The powder in the bag with the inscription Bratlingspulver that I have been shown is the same powder that I, and other people employed in the kitchen, added to soups. I also know – I and other female prisoners did so on the SS women’s orders – that ground raw potatoes were added to soups and meals (beets, rutabaga). I do not know why they made us to do it.

The kitchen’s Oberkapo was a German woman, Betti, whose surname I do not remember. She punished us severely for the smallest violations, ordering physical activities and beatings.

As a result of the hard work I had to do in the kitchen, I fell sick and was sent to the hospital. After two weeks, I became a nurse at the infectious diseases ward in block 24. Hygienic conditions in the block were horrible: women suffering from various diseases, such as typhoid fever, Durchfall [diarrhea] and dysentery, were lying together, five in each normal bed. There were plenty of lice, as if “someone had released them there from a bag,” so the naked women would shake them off with their hands.

The food was typical for the camp. Although the doctors were trying to help the patients, there were no medications at all. The mortality was very high, and the corpses often had to remain in bed with the sick for several hours until a doctor came and declared them dead. At that time, people in the block were subject to selections for gassing.
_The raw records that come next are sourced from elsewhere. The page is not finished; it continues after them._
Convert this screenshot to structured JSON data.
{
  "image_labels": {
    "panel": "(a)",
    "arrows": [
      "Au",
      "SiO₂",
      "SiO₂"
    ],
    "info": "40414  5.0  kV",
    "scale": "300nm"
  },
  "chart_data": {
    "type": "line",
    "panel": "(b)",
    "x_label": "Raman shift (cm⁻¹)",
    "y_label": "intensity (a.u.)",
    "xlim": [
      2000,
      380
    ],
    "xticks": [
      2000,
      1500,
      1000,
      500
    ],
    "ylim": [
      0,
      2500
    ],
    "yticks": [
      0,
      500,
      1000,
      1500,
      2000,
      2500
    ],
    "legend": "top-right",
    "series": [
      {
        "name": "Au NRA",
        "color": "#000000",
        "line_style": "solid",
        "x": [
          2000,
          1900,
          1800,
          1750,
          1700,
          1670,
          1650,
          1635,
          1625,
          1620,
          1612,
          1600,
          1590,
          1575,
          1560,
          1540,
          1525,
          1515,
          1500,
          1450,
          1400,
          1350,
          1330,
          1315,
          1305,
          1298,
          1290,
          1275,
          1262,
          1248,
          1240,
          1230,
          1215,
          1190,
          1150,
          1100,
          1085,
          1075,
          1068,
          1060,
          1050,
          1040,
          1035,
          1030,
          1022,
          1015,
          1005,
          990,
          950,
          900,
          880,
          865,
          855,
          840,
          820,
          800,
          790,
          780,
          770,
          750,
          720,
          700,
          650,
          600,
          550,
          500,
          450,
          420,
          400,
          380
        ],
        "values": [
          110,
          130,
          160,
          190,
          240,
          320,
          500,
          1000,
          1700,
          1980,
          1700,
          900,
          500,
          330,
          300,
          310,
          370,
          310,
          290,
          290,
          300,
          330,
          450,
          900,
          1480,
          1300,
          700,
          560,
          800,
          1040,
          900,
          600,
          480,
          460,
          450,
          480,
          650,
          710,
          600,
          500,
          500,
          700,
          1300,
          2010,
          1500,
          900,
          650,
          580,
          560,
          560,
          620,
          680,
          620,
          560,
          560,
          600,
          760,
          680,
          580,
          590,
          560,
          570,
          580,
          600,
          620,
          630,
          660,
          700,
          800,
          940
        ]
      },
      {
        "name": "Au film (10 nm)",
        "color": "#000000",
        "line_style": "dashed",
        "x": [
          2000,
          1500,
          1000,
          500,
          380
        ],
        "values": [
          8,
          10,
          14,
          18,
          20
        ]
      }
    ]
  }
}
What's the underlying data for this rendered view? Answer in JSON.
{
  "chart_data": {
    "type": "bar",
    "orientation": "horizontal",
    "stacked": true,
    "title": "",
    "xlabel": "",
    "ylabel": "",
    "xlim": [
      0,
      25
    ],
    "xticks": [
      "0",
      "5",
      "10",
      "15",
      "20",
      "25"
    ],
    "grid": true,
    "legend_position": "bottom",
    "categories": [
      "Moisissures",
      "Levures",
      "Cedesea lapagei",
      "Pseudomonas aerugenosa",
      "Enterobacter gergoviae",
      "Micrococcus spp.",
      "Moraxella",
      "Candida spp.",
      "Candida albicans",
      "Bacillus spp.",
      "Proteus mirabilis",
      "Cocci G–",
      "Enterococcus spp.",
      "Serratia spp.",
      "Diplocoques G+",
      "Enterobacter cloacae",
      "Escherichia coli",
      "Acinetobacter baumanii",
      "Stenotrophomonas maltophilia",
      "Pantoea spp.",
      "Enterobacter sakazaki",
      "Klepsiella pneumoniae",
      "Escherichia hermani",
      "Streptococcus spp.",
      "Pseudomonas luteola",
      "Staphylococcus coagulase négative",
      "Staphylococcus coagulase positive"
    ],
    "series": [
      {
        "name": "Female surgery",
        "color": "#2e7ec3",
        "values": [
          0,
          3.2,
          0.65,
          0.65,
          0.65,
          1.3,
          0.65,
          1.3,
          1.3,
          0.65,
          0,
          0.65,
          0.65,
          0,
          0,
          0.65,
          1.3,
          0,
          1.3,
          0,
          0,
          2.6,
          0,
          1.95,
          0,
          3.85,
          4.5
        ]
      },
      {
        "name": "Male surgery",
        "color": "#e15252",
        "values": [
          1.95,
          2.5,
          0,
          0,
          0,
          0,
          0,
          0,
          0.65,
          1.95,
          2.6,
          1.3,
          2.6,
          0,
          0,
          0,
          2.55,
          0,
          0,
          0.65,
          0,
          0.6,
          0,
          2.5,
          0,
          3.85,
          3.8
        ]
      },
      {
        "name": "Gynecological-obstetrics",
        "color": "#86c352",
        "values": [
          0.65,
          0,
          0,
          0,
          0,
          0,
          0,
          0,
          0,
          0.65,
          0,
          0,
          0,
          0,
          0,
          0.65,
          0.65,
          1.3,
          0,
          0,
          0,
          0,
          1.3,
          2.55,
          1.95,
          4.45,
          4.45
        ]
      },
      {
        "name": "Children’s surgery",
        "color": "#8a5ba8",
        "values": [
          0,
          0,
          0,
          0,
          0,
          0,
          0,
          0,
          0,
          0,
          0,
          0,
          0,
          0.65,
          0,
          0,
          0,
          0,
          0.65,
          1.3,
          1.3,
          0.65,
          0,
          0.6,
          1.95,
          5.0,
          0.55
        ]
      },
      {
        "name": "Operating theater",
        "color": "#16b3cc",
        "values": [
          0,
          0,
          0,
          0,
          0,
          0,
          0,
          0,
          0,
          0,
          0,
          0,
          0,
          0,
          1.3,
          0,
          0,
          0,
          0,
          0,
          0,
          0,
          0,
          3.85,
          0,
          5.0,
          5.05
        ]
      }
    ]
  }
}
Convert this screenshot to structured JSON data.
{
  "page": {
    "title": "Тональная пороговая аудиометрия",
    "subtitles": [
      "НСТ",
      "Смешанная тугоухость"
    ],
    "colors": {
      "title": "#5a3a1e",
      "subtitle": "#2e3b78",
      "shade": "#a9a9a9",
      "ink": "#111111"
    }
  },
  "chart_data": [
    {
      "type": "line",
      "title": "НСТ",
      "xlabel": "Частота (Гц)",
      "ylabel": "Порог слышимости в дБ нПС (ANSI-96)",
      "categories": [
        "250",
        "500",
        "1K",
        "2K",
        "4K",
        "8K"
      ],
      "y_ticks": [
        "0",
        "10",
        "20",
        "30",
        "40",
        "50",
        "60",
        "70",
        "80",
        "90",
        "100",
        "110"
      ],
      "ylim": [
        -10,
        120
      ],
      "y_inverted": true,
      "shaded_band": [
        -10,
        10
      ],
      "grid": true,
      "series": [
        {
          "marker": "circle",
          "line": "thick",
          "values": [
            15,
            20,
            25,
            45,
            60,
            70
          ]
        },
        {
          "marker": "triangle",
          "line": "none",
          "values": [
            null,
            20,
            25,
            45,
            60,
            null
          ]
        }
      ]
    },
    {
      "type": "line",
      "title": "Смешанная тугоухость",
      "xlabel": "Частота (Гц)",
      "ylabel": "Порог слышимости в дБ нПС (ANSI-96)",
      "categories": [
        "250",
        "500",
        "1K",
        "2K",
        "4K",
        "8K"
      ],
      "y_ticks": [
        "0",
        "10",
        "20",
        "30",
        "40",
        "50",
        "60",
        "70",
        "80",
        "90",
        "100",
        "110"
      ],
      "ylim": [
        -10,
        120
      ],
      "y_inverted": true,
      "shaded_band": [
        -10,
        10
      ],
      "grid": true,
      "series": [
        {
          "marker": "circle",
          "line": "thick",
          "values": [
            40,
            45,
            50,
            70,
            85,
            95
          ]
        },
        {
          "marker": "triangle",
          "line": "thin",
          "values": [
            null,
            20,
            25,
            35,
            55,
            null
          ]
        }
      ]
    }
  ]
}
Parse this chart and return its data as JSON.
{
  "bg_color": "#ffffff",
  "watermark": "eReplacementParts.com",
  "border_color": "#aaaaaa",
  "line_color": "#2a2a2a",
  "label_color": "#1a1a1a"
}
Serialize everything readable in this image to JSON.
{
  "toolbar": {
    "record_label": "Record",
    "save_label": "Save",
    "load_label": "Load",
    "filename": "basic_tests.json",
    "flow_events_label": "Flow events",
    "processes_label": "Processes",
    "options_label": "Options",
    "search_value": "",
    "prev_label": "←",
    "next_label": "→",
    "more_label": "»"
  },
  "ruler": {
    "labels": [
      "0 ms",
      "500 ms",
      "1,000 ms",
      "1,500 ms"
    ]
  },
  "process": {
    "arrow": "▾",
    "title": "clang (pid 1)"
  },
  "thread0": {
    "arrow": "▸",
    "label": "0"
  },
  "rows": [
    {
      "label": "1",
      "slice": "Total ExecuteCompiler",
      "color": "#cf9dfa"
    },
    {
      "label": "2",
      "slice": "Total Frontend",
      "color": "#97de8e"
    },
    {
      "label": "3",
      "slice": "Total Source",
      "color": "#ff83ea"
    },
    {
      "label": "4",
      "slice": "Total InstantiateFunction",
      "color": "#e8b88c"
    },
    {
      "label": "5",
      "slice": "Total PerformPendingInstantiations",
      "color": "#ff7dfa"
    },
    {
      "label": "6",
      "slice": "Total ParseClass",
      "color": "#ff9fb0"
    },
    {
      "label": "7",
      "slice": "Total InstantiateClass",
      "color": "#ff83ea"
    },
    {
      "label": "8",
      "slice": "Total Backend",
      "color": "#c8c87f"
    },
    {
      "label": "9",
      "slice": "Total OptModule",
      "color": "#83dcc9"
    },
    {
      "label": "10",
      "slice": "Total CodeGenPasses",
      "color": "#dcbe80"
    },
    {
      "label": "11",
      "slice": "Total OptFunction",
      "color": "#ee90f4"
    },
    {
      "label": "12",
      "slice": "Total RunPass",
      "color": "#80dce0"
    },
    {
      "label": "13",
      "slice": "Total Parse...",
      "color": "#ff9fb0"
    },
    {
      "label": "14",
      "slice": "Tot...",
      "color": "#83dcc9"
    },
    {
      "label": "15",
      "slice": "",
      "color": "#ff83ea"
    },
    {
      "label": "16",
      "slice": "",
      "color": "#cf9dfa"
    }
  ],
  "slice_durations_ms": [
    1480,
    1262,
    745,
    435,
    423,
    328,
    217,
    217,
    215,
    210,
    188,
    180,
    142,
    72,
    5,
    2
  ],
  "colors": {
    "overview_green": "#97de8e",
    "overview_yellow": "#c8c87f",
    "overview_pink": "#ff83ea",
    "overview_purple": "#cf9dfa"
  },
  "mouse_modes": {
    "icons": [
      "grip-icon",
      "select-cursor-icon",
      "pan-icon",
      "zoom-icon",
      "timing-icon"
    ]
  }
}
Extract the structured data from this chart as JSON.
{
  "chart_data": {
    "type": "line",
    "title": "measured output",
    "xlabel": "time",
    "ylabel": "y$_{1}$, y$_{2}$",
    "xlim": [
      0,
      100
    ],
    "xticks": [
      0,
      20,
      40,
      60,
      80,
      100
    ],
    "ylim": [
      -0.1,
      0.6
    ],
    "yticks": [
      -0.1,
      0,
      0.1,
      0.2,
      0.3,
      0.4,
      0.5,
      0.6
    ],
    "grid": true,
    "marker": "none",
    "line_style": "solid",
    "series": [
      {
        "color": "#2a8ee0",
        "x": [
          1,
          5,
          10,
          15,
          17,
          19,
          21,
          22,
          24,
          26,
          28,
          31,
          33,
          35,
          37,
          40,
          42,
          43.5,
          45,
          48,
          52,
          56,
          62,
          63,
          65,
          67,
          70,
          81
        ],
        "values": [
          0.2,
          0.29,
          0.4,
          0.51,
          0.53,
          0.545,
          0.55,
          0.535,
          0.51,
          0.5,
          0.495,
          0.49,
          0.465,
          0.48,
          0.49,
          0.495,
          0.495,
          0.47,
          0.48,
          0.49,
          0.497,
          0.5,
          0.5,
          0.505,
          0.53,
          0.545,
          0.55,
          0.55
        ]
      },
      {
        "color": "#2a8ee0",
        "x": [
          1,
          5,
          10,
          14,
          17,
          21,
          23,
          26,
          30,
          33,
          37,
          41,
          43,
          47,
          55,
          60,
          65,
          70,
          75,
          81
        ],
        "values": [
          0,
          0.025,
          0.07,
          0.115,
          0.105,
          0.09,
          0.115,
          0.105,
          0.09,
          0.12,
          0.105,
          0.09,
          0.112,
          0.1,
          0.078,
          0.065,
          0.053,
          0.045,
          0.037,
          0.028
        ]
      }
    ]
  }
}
Only Jewish women were gassed. It was not only the weakest ones that were taken to the gas chambers. They also took those who had been completely cured and were soon to be released from the hospital and return to the camp. The selections were performed by the camp physician, Dr König, a German, who was accompanied by a Jewish female doctor. He would point his finger at a woman he had chosen for gassing, and then, after she was added to the list, her bed was marked with a cross. In the evening, trucks would arrive and we had to pull the sick out of their beds and load them in. It happened many times that, after completing such a task, we were all covered in blood. There was no difference whether a Jewish woman was pregnant or not – on the contrary – all Jewish women who were pregnant, and especially those heavily pregnant, were taken to gas chambers. Sometimes Jewish women managed to hide their pregnancy, and when they gave birth, they tried to kill the child, assuming that in this way they would be able to avoid the gassing. All Jewish women with children were taken to the gas chambers.

I stayed in Auschwitz until the Soviet army entered the camp, that is, until 28 January 1945. Now, I permanently reside in Oświęcim.

At this point, the report was concluded, read out and signed by witness Maria Matlak as fully consistent with her testimony.